Question for you: What’s the most disturbing vehicle personalization you’ve ever seen? I’m talking about vanity license plates, bumper stickers, license plate frames, decals, magnets, and the like.

I’ll cut to the chase and tell you about mine, because I still can’t believe it.

[TRIGGER WARNING FOR E.D.]

I’m one of those people who reads everything in front of me while in my car. I’ve seen it all, and I’m here for it, even if I don’t always like it.

I’ve gone through every emotional state looking at other peoples’ personalized vehicles. They make me smile. Roll my eyes. Nod in agreement. Throw up in my mouth a little. Some of them restore my faith in humanity, while others obliterate any hope I had for the human race. I laugh at a lot of them, too. My personal favorite: “Proud parent of a kid who’s sometimes an asshole but that’s okay.” I’ve gone home and Googled musicians and bands and other organizations, or acronyms on vanity plates, just out of curiosity, so I’ve learned a few things from these personalizations, as well. It’s all interesting to me in some way or another.

But then there was the day, not long ago, that I found myself stopped behind a certain car at a red light on my way home from work. Its vanity plate number started with the letters “ANA,” followed by a space, so those three letters stood out… and then a number followed by a capital “K” like something-thousand, and then a final single digit after that. I couldn’t decipher it as a whole, but those first three letters.

I didn’t want to assume what it meant, but of course my mind went immediately to the dark side. Because when I see ANA, the automatic association in my mind is pro-ANA, or pro-anorexia.

It couldn’t be, though, right? Pro-ANA lives online as a dark, shadowy alley of a subculture.
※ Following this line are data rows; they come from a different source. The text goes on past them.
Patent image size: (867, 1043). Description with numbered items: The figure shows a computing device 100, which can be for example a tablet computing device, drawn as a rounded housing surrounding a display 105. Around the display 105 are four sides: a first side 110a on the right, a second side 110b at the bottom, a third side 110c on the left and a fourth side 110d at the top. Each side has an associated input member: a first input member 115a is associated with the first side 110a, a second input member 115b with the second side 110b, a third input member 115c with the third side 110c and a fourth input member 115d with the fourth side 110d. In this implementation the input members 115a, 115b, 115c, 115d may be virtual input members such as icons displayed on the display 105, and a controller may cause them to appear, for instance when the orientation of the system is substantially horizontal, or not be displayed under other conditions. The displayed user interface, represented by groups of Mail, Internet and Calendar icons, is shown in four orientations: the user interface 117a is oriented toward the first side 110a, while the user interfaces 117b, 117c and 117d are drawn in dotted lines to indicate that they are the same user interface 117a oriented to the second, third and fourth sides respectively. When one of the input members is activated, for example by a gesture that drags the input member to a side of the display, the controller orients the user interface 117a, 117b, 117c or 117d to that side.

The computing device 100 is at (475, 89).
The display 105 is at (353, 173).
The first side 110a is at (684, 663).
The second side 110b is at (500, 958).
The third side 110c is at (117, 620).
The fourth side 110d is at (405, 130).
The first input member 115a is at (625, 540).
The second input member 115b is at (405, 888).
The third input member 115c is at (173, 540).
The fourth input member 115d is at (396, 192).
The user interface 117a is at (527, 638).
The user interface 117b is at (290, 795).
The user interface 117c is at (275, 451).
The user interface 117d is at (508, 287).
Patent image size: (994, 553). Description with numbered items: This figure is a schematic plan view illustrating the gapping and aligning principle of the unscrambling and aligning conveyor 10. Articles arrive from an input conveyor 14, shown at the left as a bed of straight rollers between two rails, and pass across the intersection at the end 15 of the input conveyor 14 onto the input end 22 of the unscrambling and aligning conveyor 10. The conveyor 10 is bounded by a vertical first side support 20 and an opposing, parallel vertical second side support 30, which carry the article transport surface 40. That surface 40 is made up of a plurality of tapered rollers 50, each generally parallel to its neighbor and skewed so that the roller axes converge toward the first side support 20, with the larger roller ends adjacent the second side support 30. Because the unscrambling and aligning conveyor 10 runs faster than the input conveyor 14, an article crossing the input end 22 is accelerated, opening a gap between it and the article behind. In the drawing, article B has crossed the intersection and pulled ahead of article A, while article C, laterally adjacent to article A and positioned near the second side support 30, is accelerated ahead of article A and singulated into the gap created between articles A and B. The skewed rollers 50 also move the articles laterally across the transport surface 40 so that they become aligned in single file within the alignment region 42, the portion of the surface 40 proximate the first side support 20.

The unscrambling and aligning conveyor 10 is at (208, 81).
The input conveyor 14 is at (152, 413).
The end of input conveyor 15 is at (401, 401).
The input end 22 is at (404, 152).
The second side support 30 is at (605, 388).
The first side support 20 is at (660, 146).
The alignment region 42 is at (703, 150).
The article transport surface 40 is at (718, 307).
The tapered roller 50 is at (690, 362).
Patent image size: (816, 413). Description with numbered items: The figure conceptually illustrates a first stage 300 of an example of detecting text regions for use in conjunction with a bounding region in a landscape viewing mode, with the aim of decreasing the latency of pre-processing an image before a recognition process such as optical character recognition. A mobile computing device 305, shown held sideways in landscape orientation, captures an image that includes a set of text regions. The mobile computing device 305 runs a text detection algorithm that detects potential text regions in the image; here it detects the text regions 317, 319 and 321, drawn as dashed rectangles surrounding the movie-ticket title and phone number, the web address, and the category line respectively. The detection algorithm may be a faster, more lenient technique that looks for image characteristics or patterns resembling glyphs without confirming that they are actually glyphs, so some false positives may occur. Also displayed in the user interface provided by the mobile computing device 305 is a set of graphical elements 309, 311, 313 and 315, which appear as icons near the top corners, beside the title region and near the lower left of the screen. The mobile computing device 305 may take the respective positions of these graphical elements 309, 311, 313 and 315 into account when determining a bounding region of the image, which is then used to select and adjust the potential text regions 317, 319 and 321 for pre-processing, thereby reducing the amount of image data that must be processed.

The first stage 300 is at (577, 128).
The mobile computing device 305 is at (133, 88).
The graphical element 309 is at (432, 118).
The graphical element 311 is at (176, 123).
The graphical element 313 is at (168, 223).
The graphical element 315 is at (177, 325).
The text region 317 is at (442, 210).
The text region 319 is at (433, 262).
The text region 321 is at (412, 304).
Pro-ANA does not drive around town in real-life broad daylight in a pretty little red car.

Unless it does.

I really wanted to think that “ANA” was the name of the car’s owner, but then I noticed the butterfly decal placed with perfect precision at the top center of the tinted rear window, the white of the decal contrasting boldly with the dark window. A cold skeleton finger tapped along my spine when I also noticed that the “ANA” license plate was fitted into an elegant chrome frame, a simple piece adorned only with two butterflies, one at each of the frame’s two bottom corners.

Might it have been a coincidence? So a woman named Ana likes butterflies, I reasoned with myself. Big deal. But the innocuous possibility wasn’t convincing. I couldn’t know for sure, but from where I was sitting, it looked like a pro-ANA car.

I’m familiar with the horrifying online world of ANA/Pro-ANA. If you didn’t know, “ANA” is slang for “pro-ana,” short for “pro-anorexia.”

Eating disorders are fetishized in the ANA community. Members encourage each other in their starvation journeys, giving each other advice, tips, tricks, and hacks. They share pics of themselves, they share thinspiration (“thinspo”) pics, and they watch ANA “thinspo” (“thinspiration”) “role models” on YouTube. They make their own videos, body-checking and showing off their bones. And they’ve adopted the eating disorder recovery symbol of the butterfly as their own symbol.

Now in my view, it’s normal to share your personal and political convictions, beliefs, and ideologies on your vehicle. Festooning your car with the obvious intention of antagonizing people and riling them up is normal. Putting the letters “ANA” with butterflies on your car, however, is not normal. It’s saddening. It’s sick. It encourages like-minded people to their slow suicides. I’m surprised that a vanity plate submission could pass review and make it onto a vehicle at all.

The sight of the car shook me. Five minutes later I pulled up to my driveway feeling unnerved. It was like I’d come face-to-face with an urban legend, and not the good kind.

That was what I wanted to share: that the personalized vehicle that’s horrified me the most was the one with a few dainty little butterflies and three letters that could very well by the car owner’s name. I could be wrong. I hope that I was. But the sight of the car got me thinking.

If you or a loved one are struggling with an eating disorder, you can call the National Eating Disorders hotline for help.

Thank you for reading and for just being here, my friends.